11. A system, comprising:

one or more power supply units;

a memory subsystem comprising volatile memory and persistent memory, wherein the volatile memory stores a set of data that is part of a persistent memory state and is not stored in the persistent memory; and

system logic coupled to the one or more power supply units, the system logic to:

determining that input power in the one or more power supply units has been lost;

in response to determining that input power in the one or more power supply units has been lost, causing the system to operate in a first mode of operation, wherein the set of data is not refreshed to the persistent storage in the first mode of operation;

Determining that available energy in a set of one or more power sources has fallen to a threshold; and

12. The system of claim 11, wherein the system logic is to program the threshold based on an estimated level of energy used by the computing system to complete the cache refresh operation.

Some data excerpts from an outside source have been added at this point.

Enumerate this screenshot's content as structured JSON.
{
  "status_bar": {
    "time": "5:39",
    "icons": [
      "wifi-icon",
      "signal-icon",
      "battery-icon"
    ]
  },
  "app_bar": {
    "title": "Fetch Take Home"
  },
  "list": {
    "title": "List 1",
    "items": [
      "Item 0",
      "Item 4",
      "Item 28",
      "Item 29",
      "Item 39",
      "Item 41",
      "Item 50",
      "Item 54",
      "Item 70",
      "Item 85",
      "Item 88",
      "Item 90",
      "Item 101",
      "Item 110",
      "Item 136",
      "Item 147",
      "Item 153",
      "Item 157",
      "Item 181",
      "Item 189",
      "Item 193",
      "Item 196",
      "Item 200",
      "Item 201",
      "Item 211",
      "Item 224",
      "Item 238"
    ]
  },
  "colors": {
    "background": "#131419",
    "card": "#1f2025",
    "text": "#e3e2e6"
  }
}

13. The system of claim 11, wherein determining that the available energy in the one or more power supply units falls below the threshold comprises determining that a voltage across at least one bulk capacitor in the one or more power supply units has fallen below a threshold voltage.

14. The system of claim 11, wherein the system logic estimates the amount of energy available within the power supply using a counter that begins to decrement when the power supply unit signals that an energy threshold has been exceeded, wherein the counter decrements at a rate proportional to a worst case estimated load on the power supply.

15. The system of claim 11, wherein the system logic estimates the total amount of energy available within the plurality of power sources by summing a set of energy counters maintained for the plurality of power sources.

16. The system of claim 11, wherein the system logic is to program a system-wide energy threshold based on an amount of energy used to complete a cache refresh operation.

17. The system of claim 11, wherein determining that the available energy in the set of one or more power supplies has fallen to a threshold comprises comparing a sum of a plurality of counters to a minimum energy threshold, wherein the plurality of counters includes at least one counter for each of the one or more power supply units, wherein the threshold is met when the sum of the plurality of counters is less than or equal to the minimum energy threshold.

18. The system of claim 11, wherein in response to determining that available energy in the set of one or more power supplies has fallen to the threshold, the system logic powers down one or more hardware components that are not involved in performing cache flushing.

19. The system of claim 11, wherein the system further comprises a processor, and the system logic is to decrease a frequency of the processor in response to determining that available energy in the set of one or more power sources has fallen to the threshold.

20. A system, comprising:

means for storing a set of data in volatile memory of a computing system, wherein the set of data is part of a persistent memory state but not stored in a non-volatile storage;

means for determining that input power in a group of one or more power supply units has been lost;

means for operating the computing system in a first mode of operation in response to determining that input power in the set of one or more power supply units has been lost, wherein the set of data is not refreshed to persistent storage in the first mode of operation;

means for determining that available energy in the set of one or more power sources has fallen to a threshold;

means for performing a cache refresh that transfers the set of data to persistent memory in the computing device to maintain a persistent memory state in response to determining that available energy in the set of one or more power supplies has fallen to the threshold.